The AP1000’s reactor design is in the “home stretch” for final approval, Aris Candris, chief executive officer of Cranberry Township, Pennsylvania-based Westinghouse said in a statement Aug. 9.
The reactor won NRC approval once before, in 2006. While the industry praised it as the first in a new generation of reactors, none were built before the commission ordered modifications in October 2009 to strengthen its silo-shaped shield building against earthquakes and tornadoes. In May, two months after the Japan disaster, the commission questioned the revised design.
Westinghouse doesn’t expect the NRC’s Fukushima report to delay the reactor’s design further, according to company spokesman Scott Shaw. The AP1000 “naturally cools the reactor down” in the event of an emergency, unlike the 1960s-era units designed by General Electric Co. that were damaged at Fukushima, he said in a phone interview.
The AP1000 has a reservoir on its roof designed to flood the reactor with water using only gravity if coolant is lost. That “passive” approach avoids relying on pumps run by electricity, Westinghouse says. Backup power failed after the natural disaster at the Fukushima plant.
“The AP1000 design is robust and its passive safety systems should preclude many of the problems that occurred in Japan,” Thomas Fanning, Southern Co.’s chairman and chief executive officer, said on an April 27 conference call.
How well the steel-and-concrete shield building with its load of water on the roof could withstand rocking from an earthquake had been among the concerns of the NRC staff.

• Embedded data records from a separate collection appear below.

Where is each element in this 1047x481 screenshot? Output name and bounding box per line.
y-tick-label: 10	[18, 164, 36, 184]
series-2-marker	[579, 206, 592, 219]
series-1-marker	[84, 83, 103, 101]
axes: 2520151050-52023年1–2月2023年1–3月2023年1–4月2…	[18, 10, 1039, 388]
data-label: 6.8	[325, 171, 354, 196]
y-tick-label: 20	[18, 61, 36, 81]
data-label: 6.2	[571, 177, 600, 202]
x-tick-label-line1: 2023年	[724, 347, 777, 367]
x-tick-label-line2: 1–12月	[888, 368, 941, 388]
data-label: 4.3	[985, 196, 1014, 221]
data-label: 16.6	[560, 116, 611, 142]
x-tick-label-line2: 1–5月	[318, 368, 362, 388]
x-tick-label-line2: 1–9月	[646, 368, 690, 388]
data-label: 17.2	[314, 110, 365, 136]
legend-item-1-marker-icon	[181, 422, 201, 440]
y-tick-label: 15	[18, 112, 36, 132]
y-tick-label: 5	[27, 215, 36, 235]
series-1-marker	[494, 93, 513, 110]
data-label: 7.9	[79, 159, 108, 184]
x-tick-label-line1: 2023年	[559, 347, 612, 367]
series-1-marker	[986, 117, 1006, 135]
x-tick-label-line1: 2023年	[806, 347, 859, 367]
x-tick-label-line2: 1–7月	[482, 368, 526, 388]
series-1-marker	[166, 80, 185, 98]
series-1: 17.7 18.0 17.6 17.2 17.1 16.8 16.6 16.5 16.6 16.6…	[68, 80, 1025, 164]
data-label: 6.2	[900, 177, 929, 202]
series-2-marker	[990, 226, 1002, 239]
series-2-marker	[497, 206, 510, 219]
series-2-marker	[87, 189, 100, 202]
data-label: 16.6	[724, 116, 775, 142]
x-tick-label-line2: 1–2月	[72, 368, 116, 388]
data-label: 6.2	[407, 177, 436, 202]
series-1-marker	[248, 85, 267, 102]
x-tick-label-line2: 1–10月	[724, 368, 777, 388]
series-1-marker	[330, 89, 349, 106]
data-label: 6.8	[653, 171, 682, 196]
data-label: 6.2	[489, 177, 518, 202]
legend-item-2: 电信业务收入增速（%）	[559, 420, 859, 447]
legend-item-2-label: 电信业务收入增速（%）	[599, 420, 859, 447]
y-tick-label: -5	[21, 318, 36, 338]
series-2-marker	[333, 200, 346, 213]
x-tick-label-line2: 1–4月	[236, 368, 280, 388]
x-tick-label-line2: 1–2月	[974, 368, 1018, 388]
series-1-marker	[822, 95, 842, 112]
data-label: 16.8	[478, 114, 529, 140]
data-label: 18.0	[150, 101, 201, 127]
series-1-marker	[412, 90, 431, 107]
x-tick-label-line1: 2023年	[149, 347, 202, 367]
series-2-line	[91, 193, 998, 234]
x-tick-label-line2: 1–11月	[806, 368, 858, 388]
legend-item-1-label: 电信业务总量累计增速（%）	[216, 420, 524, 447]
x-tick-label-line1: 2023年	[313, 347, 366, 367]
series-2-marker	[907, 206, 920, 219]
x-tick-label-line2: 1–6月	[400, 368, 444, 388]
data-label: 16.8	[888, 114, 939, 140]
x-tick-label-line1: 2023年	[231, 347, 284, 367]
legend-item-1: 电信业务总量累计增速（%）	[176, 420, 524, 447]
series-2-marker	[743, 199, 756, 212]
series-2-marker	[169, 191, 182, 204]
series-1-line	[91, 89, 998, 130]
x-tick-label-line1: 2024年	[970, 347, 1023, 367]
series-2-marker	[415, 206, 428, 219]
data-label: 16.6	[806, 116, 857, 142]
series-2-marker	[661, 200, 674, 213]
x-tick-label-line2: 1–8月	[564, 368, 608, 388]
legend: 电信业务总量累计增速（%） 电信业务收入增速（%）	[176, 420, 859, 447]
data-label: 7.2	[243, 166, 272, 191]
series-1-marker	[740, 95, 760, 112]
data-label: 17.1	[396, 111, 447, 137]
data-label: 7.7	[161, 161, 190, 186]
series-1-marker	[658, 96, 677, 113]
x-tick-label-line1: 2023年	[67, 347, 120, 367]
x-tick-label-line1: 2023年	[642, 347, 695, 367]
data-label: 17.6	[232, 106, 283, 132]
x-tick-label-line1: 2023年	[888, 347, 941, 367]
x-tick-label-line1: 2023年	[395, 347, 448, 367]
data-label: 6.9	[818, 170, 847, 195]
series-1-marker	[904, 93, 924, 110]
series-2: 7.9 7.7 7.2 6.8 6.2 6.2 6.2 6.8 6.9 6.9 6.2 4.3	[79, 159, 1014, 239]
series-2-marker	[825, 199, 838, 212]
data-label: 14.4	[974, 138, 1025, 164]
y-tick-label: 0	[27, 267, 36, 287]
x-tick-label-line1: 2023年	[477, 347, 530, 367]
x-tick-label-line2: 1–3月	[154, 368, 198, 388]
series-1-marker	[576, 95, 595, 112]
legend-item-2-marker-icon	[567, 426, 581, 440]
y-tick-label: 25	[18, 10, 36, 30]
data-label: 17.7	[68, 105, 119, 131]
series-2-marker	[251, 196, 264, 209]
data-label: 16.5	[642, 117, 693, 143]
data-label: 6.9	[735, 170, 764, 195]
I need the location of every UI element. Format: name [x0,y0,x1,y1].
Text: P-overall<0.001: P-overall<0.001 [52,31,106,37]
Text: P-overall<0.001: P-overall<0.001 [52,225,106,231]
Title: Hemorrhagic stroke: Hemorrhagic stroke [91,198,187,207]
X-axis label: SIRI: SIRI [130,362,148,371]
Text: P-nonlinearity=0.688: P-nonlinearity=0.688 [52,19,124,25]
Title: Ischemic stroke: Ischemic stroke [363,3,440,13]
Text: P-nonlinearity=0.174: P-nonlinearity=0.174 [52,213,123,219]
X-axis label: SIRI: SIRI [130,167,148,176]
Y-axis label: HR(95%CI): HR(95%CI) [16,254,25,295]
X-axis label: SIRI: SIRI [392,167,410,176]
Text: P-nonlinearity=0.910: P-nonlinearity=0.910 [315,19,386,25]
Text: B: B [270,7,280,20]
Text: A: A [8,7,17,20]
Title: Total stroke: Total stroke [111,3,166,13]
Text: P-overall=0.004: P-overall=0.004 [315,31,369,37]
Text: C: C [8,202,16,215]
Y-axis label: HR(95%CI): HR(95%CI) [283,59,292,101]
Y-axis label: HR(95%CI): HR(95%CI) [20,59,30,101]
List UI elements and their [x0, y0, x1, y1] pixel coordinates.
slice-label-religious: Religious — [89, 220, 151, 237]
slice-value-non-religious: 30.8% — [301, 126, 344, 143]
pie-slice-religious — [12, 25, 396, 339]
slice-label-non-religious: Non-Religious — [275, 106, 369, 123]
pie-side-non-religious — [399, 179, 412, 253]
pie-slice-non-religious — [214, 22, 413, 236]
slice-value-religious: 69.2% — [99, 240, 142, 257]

The building’s “unique” design required more thorough stress-testing of the structural parts, John Ma, the NRC’s senior structural engineer, said in a November memorandum.
Westinghouse gave the NRC “clarifications and minor corrections” about the reactor that don’t affect safety, and there’s “no material impact” on its design, according to a June 13 statement from the company.
The NRC may require reactor owners within the next three months to identify vulnerabilities to earthquakes and floods, a majority of the agency’s commissioners told a Senate committee Aug. 3.
“If we don’t consider the recommendations in a timely way it could have the potential impact of delaying the action on the new reactor licensing,” Jaczko told the committee.
If the NRC adopts the task force’s recommendations after approving new reactor licenses for Southern and Scana, those and all existing reactors would be subject to the new rules. If the commission acts on any recommendation that could affect a license, the NRC would “issue the license with a condition that the new requirement be met,” Burnell said in an e-mail.